Etude 2009 sur le tourisme d'achat

Le tourisme d'achat n'a plus la cote

La dernière étude réalisée par Coop sur le tourisme d'achat fait apparaître un net recul du phénomène. Entre 2005 et 2009, la valeur des denrées alimentaires et des biens de consommation courante achetés à l'étranger est passée de 2,1 milliards à 1,8 milliard de francs. Principale explication: l'écart entre les prix pratiqués dans le commerce de détail de part et d'autre de nos frontières s'est resserré. Une nouvelle tendance se fait jour: celle des étrangers qui viennent faire leurs courses en Suisse.

Les Suisses se détournent du tourisme d'achat
En 2005, 21 % des personnes interrogées effectuaient régulièrement des achats à l'étranger. Aujourd'hui ils ne sont plus que 16 %. Les groupes pour lesquels ce recul est le plus marqué sont celui des 15-34 ans, celui des personnes qui habitent à plus de 30 kilomètres de la frontière et celui des mordus du tourisme d'achat, qui n'hésitent pas à parcourir des kilomètres et qui se rendent dans de nombreux magasins. Les achats des Tessinois en Italie ont particulièrement baissé.
La motivation principale du tourisme d'achat demeure le niveau des prix (54 %), même si elle est beaucoup moins citée qu'en 2005 (74 %). L'arrivée sur le marché des hard-discounters allemands Aldi et Lidl a "rapproché" de nombreux produits des consommateurs, ce qui explique en partie la baisse des achats transfrontaliers.

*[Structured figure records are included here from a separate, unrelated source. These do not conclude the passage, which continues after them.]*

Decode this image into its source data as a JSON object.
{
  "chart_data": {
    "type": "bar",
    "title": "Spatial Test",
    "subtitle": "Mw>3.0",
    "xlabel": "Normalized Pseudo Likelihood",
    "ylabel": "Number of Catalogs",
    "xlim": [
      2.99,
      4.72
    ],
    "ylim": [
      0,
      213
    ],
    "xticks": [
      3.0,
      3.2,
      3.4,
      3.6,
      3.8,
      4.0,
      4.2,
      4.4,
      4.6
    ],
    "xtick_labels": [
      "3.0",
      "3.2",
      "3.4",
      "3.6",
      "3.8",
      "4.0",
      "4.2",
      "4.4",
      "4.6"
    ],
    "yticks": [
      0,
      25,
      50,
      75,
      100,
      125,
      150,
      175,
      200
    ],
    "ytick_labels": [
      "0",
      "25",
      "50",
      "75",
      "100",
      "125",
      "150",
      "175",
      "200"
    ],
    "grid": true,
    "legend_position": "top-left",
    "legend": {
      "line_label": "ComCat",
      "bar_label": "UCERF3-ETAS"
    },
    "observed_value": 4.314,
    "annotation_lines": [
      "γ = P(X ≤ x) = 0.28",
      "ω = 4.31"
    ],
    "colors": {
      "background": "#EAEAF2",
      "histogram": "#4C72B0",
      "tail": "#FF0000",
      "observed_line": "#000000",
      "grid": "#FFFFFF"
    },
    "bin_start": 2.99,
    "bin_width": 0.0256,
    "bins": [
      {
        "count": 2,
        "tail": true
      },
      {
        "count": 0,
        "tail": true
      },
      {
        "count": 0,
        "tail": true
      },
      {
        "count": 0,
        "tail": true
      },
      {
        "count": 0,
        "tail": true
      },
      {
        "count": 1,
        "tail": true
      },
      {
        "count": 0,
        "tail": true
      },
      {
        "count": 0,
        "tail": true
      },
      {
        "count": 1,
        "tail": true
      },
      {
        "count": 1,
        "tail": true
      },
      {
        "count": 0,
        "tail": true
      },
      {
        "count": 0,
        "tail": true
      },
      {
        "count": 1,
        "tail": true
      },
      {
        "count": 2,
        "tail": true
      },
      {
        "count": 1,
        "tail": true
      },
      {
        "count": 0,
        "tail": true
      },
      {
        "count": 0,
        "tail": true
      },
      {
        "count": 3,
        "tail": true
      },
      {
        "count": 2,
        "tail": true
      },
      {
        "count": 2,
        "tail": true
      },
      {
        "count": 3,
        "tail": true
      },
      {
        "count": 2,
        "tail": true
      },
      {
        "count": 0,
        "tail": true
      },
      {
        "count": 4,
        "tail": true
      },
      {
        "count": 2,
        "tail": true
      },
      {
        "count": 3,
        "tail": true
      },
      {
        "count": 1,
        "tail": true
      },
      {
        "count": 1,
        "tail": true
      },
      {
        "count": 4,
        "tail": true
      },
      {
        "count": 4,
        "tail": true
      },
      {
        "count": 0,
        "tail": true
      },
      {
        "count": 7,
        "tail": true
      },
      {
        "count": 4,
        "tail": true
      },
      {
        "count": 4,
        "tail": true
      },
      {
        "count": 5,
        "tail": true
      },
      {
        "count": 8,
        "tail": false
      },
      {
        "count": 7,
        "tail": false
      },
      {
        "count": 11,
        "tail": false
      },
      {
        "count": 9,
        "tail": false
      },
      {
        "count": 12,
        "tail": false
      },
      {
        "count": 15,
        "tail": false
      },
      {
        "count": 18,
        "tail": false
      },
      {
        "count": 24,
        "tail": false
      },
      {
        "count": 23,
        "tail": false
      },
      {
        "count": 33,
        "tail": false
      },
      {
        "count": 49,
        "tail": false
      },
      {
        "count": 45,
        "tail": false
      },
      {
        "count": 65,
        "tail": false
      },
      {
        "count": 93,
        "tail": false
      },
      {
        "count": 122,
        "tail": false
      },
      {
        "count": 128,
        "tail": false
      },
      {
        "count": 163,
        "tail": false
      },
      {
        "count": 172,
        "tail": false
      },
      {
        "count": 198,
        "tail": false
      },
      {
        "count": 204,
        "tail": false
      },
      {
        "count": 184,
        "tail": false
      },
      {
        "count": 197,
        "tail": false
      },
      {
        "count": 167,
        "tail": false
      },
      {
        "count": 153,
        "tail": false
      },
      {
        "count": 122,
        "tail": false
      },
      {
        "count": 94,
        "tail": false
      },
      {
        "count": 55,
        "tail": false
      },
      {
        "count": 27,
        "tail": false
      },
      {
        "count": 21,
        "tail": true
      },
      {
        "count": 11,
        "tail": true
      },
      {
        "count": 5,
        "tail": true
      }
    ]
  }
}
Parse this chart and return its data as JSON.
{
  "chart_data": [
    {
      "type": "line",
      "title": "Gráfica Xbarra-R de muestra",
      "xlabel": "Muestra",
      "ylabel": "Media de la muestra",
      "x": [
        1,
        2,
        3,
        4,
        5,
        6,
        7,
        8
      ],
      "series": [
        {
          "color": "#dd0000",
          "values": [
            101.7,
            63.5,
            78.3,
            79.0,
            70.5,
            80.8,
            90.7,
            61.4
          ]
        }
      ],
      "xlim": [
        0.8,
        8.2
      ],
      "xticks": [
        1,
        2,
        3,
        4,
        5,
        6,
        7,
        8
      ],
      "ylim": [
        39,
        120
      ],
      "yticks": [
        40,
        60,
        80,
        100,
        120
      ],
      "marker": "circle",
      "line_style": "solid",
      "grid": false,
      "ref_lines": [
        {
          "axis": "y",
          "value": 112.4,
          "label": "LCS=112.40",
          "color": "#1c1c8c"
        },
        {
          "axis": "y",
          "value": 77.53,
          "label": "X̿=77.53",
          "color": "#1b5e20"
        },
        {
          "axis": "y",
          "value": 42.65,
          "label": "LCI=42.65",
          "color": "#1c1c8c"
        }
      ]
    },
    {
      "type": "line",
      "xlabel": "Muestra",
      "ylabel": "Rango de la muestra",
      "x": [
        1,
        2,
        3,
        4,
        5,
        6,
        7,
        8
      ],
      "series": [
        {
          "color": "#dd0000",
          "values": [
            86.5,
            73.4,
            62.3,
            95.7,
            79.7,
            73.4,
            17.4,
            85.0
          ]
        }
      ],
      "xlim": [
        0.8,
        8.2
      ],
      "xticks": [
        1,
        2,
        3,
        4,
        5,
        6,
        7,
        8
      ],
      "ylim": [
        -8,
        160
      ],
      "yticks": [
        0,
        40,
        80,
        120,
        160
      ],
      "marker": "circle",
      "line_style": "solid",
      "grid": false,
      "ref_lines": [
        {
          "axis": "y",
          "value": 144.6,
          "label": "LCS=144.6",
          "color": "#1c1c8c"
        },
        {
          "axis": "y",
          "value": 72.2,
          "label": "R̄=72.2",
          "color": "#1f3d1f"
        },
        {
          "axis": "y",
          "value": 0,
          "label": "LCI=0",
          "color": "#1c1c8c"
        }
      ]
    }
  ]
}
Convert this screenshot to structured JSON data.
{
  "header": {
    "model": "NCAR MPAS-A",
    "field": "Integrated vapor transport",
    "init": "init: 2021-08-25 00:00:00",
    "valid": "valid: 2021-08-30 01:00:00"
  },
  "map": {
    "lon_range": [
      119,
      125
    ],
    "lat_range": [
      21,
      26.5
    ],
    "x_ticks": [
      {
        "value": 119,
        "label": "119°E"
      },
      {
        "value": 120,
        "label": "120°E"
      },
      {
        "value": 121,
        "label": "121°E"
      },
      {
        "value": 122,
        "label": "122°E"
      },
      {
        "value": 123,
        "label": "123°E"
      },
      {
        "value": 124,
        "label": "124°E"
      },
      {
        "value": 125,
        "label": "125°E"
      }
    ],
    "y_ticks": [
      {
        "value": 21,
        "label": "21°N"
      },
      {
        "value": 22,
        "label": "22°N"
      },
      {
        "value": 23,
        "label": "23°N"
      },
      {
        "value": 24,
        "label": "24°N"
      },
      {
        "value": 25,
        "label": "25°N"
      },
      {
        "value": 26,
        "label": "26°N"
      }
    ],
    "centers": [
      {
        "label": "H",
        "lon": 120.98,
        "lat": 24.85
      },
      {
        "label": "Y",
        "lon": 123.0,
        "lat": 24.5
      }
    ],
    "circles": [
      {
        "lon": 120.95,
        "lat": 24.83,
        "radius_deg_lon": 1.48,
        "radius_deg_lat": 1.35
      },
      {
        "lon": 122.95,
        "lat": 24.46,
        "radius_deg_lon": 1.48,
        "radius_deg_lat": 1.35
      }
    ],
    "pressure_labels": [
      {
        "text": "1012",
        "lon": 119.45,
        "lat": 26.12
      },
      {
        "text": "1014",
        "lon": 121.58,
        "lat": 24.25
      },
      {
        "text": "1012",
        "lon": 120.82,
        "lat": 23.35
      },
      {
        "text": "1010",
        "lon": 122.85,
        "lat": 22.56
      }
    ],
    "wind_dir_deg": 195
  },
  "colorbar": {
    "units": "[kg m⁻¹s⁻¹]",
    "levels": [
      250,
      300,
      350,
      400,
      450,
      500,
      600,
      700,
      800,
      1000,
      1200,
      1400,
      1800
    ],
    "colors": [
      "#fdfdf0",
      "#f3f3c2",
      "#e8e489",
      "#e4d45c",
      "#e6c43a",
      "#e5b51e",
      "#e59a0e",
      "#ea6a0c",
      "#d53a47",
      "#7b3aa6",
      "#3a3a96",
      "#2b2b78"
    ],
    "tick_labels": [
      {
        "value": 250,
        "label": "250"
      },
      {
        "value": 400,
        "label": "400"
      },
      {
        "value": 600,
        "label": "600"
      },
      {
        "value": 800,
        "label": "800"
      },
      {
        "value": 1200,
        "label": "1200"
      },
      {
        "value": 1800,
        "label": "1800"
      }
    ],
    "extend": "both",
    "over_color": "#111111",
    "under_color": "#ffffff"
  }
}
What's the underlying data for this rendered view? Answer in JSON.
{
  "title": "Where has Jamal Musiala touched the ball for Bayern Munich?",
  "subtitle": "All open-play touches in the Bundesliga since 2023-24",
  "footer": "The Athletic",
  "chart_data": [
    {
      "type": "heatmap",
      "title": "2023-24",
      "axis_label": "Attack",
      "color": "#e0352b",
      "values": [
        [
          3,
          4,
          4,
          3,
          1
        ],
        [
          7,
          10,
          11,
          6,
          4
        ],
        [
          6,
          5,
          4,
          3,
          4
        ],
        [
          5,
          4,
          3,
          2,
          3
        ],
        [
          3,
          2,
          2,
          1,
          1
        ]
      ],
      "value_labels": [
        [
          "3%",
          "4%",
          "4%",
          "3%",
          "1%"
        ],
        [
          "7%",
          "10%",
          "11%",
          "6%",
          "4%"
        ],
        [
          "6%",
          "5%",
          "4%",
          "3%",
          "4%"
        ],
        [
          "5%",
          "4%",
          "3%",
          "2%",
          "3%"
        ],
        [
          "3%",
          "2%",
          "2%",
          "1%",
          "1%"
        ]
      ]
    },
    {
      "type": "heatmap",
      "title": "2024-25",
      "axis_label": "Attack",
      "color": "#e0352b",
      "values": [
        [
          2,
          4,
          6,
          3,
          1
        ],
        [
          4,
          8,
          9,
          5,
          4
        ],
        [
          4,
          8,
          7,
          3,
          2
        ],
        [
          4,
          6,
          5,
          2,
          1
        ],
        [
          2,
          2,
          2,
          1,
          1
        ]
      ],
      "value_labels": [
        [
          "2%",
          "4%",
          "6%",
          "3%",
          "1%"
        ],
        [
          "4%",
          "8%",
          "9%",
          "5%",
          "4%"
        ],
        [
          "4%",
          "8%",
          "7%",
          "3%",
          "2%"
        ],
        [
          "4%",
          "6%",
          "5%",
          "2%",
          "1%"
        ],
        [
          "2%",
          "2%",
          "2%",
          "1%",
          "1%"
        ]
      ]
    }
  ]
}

L'écart entre les prix tend à se combler
Coop estime que depuis 2005, l'écart entre les prix s'est réduit en moyenne de 10 %. Le taux de change a bien entendu son importance, et l'évolution des politiques agricoles n'est pas non plus étrangère au phénomène: l'ouverture totale du marché du fromage a entraîné un ajustement des prix du fromage, et, par ricochet, de certains produits laitiers. Le produit le plus acheté à l'étranger est la viande. Parmi les questions avec réponses suggérées, les produits de soin pour le corps arrivent en tête. Si les prix ont baissé en Suisse, c'est d'abord parce que le commerce de détail a enregistré ces dernières années une hausse considérable de sa productivité moyenne. La productivité horaire, par exemple, a augmenté de 3,4 % en trois ans, presque cinq fois plus vite que la moyenne de l'économie globale.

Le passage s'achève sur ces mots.